What is a looking glass site?
There are really two possible answers to this question... If you are in the United States Air Force, this refers to a specific military Web site. If you are uncertain about what URL you need to use to find it, ask your CQ to point you to the resident computer geek for directions, which they should be able to give you off the top of their head.
The more general answer is derived from the name. The phrase "looking glass" is British usage for what Americans call a mirror. From that, I assume that a "looking glass site" is what the Internet commonly calls a "mirror site".
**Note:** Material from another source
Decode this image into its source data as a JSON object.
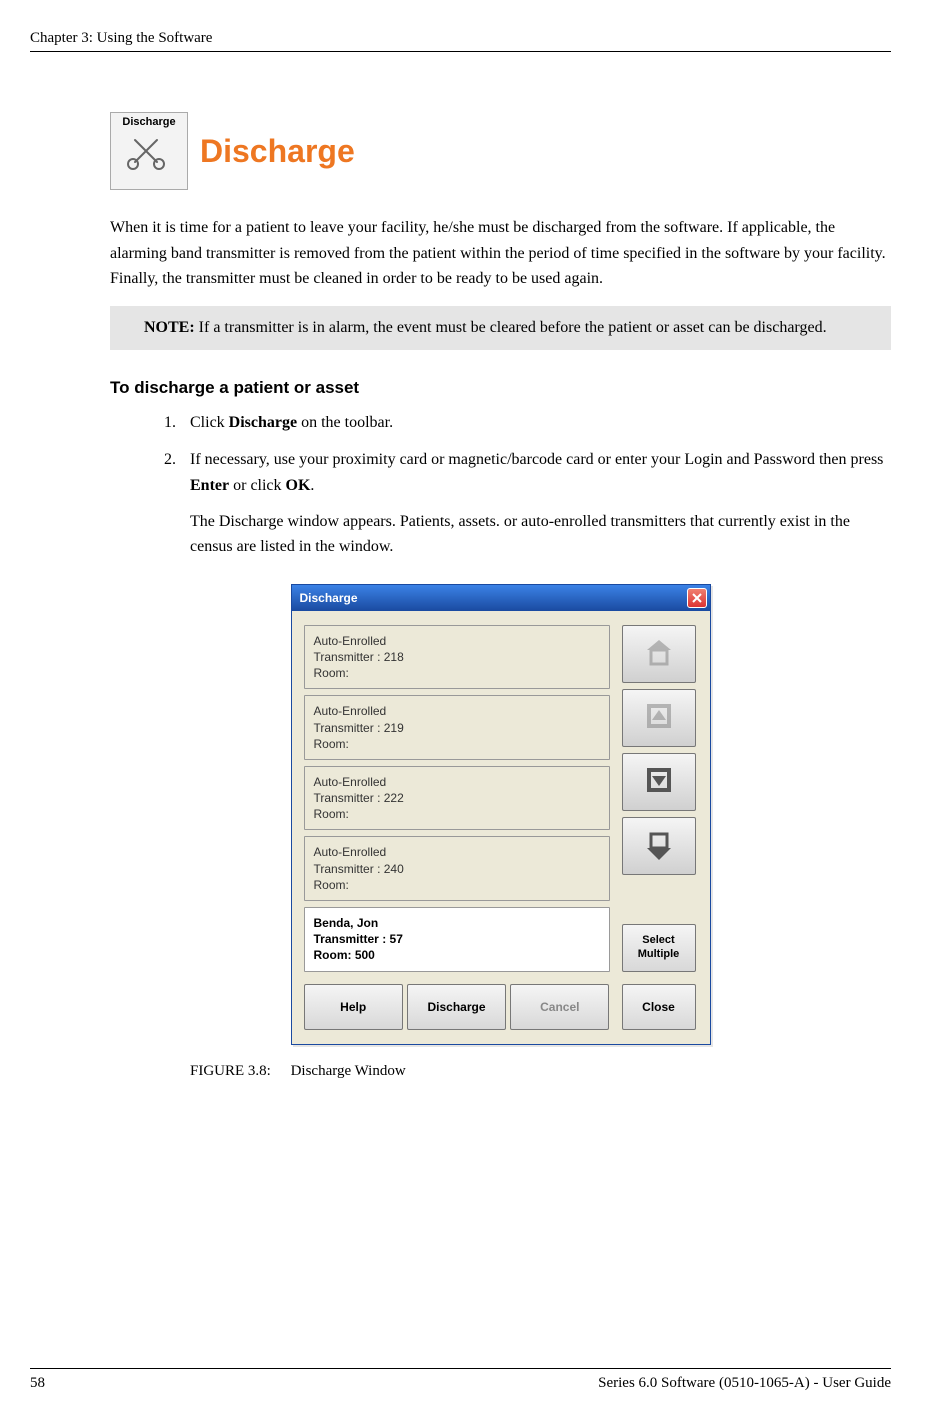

Internet Web sites with high traffic frequently designate additional sites as "mirrors" of their content. This means that the original site such as http://www.cpan.org will designate additional sites such as http://ftp.sun.ac.za/CPAN/, http://CPAN.pacific.net.hk/, http://mirror.uklinux.net/CPAN/, ftp://ftp.matrix.com.br/pub/perl/, and others as official mirrors. The original site provides complete copies of its files to its designated "mirrors" on some regular schedule, usually nightly.
This has a couple of advantages for users everywhere. It guarantees that there is an off-site backup of the data from the mirrored site, because each of the mirrors should have a complete copy of the original site, no more than a few days old. It reduces the load on the Internet itself, since people will normally choose to download from a mirror site with good performance, which normally means that the site is relatively nearby. It also reduces the load on the original site, since it should move more end-user bandwidth to the mirror sites than the bandwidth needed to keep the mirror site(s) up to date.